As far as lawyers go, Turken might seem a somewhat unlikely crusader for civil rights.
An experienced litigator, Turken mostly defends corporations. But for reasons that are not entirely clear, the organizations that typically speak up when the rights of Jews are violated did not get involved in this matter, and when Turken first met the plaintiffs in this discrimination case, he liked them and wanted to help.
Turken grew up in Los Angeles, is a member of Sinai Temple and has been a longtime supporter of the American Technion Society; that he had some personal affinity for his clients isn’t wholly surprising.
“But the reason I got involved in this is about a group of young people that experienced egregious discrimination,” Turken said, “and refused to put up with it.”
Turken runs the three California offices for the national law firm of Dickstein Shapiro, and the firm, he said, “was willing to make the commitment” to the case, taking it on on a contingency basis.
Less than a week after the end of the Shangri-La trial, though, Turken said he was scheduled to be back in court on a case more typical for him, involving a dispute between a company and its shareholders.
“We’re getting back to normal,” he said.
But for at least some of the plaintiffs, moving on isn’t so easy.
When the verdict came back, Scott Paletz, the owner of the event promotion business that made the initial connection between the FIDF group and the Shangri-La, who was also an individual plaintiff in the case, quickly called members of his family.
“They were happy that this was — at this point — over, and we had a favorable verdict,” he said. “And that I didn’t have to deal with it.”
But Paletz, whose company was awarded about $50,000 in the verdict and whose personal award came out to about $30,000 in damages, said his business had lost more money than those awards accounted for. Paletz said that prior to the FIDF event, he’d had an oral arrangement with the Shangri-La to promote parties at its pool for the whole summer of 2010 — an agreement that was terminated the day after the July 11 FIDF event.
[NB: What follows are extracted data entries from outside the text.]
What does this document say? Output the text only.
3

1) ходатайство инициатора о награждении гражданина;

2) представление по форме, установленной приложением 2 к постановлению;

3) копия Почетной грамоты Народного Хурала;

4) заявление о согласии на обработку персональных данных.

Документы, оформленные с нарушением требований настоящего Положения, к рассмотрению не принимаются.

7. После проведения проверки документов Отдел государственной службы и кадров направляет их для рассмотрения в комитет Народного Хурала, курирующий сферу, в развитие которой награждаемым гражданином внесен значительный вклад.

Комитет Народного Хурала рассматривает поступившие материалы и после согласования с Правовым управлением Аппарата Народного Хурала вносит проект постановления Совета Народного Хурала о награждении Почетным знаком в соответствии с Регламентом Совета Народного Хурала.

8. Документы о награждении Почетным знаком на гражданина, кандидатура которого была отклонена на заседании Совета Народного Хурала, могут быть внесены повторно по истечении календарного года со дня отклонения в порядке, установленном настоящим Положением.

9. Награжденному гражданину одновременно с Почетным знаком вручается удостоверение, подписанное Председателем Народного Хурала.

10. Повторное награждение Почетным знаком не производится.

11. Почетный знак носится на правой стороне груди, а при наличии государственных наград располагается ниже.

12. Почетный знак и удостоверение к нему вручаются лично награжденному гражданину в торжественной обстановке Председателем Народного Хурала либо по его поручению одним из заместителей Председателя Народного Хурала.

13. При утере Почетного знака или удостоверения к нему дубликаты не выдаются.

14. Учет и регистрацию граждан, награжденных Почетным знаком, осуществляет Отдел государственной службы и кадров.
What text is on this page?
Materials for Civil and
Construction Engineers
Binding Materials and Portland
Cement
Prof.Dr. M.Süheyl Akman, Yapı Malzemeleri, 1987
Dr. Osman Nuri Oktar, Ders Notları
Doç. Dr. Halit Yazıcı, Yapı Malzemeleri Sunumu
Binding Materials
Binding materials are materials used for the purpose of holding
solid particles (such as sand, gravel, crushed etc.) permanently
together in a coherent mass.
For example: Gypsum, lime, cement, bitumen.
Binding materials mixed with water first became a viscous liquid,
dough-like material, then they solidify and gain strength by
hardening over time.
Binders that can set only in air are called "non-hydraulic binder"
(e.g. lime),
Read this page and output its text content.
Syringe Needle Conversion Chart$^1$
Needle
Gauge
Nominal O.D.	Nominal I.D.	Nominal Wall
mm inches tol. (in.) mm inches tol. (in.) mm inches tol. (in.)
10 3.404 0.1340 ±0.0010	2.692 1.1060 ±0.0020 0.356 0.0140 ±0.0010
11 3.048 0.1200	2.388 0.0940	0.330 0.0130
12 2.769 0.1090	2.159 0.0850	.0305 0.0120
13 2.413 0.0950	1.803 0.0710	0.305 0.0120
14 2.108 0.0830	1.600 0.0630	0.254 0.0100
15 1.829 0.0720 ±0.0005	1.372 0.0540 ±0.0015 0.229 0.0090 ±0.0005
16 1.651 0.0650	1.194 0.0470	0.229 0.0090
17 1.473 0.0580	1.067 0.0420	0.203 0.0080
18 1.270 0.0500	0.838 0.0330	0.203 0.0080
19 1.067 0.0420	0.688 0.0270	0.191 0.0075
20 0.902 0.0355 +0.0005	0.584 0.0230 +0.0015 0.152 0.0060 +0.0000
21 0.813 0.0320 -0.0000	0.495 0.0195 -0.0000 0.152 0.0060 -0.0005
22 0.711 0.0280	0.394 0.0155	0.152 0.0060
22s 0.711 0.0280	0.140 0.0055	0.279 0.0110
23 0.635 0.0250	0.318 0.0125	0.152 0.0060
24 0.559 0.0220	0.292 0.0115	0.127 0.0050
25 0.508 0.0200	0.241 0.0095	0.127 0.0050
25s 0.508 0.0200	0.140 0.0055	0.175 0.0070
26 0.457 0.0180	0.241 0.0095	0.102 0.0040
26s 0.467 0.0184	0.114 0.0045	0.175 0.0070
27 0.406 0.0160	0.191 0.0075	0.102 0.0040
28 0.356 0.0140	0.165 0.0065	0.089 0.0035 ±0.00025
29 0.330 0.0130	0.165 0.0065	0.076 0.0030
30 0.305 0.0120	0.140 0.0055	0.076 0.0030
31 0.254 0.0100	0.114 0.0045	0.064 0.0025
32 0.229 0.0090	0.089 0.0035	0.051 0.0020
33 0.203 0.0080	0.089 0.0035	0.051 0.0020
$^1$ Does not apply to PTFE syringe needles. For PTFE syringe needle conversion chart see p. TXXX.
“The jury did not understand my business’ damages,” Paletz said. “The hotel owed us quite a bit of money up until that date, not including the money that would have been made, even through the rest of the summer.”
Among the other individual plaintiffs, more than one used the word “relief” to describe their feelings after the verdict came back.
Jordan Freedman had tears in her eyes as the jury’s award in her case — $180,000, not including punitive damages — was read aloud. But being relieved not to have to go back to a courthouse isn’t the same as getting back to “normal.”
“The experience of being banished from a public place because of my religion will forever affect me,” Freedman wrote in a Facebook message to The Journal. “There are simply no words to describe the impact it has had on my life. The comfort I take from this ordeal is that people will continue to be held responsible for their words and actions, and hopefully more people will be spared from this kind of discrimination in the future. “
Lou Sokolovskiy, who said the experience at the Shangri-La reminded him of what it was like growing up as a Jew in the Soviet Union, said he was “very happy” to be able to put behind him the “long and quite emotionally draining process” of taking the case to trial. (His award, not including punitive damages, amounted to $115,000.)
There was intense media interest in the trial — Israeli press outlets, local American Jewish newspapers, and even The New York Times could not resist this made-for-a-headline story of a Muslim businesswoman who was found to have discriminated against the Jewish members of a pro-Israel group. Nevertheless, Sokolovskiy said he was surprised at just how many people in his community had paid attention to the proceedings.
“When I came to my shul [synagogue] this past Saturday morning,” Sokolovskiy said on the Monday after the trial ended, “I was greeted as a celebrity. Everybody came over and congratulated me. I got an aliyah just because we won this trial.
“I was shocked. Those two years — waiting, and being deposed and getting on the stand — was worthwhile,” Sokolovskiy added.